Back to LanguageTool Homepage - Privacy - Imprint

Negated <exception> with regex not working in disambiguator

I’m working in adding a new language to LT.
My devised POS tags:
FL.* - Verb
EM.* - Noun
ND.* - Determiner

I’m trying to create some disambiguation rules, almost same as in docs
Determiner + VERB/NOUN → NOUN

<rule name="determiner + verb/EM -> EM" id="ND_FL_EM">
    <pattern>
        <token postag="ND"></token>
        <marker>
            <and>
                <token postag="FL.*" postag_regexp="yes"/>
                <token postag="EM.*" postag_regexp="yes"><exception negate_pos="yes" postag_regexp="yes" postag="(FL|EM):.*"/></token>
            </and>
        </marker>
    </pattern>
    <disambig postag="EM" />
</rule>

As I understand, the rule will match a token with FL and EM tag(excluding any EM token with readings other than EM.* or FL.*)
<exception negate_pos="yes" postag_regexp="yes" postag="(FL|EM).*"/> does not seem to work.

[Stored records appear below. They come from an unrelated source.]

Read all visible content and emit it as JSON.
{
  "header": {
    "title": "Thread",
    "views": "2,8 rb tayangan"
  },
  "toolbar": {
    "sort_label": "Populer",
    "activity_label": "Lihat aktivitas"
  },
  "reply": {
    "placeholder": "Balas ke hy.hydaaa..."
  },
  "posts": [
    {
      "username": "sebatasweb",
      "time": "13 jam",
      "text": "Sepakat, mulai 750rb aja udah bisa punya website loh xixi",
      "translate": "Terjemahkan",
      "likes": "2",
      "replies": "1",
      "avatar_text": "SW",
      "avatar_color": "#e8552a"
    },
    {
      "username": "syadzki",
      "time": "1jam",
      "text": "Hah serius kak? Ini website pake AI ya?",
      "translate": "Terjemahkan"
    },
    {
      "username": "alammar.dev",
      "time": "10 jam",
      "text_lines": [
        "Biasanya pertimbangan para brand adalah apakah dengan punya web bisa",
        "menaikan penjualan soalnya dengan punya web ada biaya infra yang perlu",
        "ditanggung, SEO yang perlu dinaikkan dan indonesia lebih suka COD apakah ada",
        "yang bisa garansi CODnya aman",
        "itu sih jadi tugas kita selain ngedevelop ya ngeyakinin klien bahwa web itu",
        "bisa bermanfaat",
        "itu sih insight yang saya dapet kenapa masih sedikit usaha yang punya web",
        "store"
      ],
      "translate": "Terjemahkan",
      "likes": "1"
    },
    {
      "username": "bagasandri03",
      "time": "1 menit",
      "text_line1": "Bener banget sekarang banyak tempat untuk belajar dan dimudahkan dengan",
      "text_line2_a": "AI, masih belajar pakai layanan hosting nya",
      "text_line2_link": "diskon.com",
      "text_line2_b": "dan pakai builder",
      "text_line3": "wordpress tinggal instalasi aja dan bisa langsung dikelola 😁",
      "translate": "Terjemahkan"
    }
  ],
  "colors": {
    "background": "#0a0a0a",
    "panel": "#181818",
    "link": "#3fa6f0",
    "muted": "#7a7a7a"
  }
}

If I remove <exception>, the rule works. Am I missing something?

Thanks

Isn’t negate_pos in the exceptoin the issue?

Shouldn’t that work by excluding all EM tokens with readings other than FL/EM tags?

I am having a hard time understanding what you are exactly trying to achieve. You could try to remove the negate from the exception and specify all other tags to test. Double negations are always hard to understand and tricky.

The SENT_END postag could be a problem. Perhaps you need to add it:

<exception negate_pos="yes" postag_regexp="yes" postag="(FL|EM):.*|SENT_END"/>
1 Like

That seems to be the case. Without SENT_END, disambiguator does not match the word if it’s the last one. Thanks a lot.

I agree about complexity, it took me time to wrap my head around the negated exception as explained in the docs.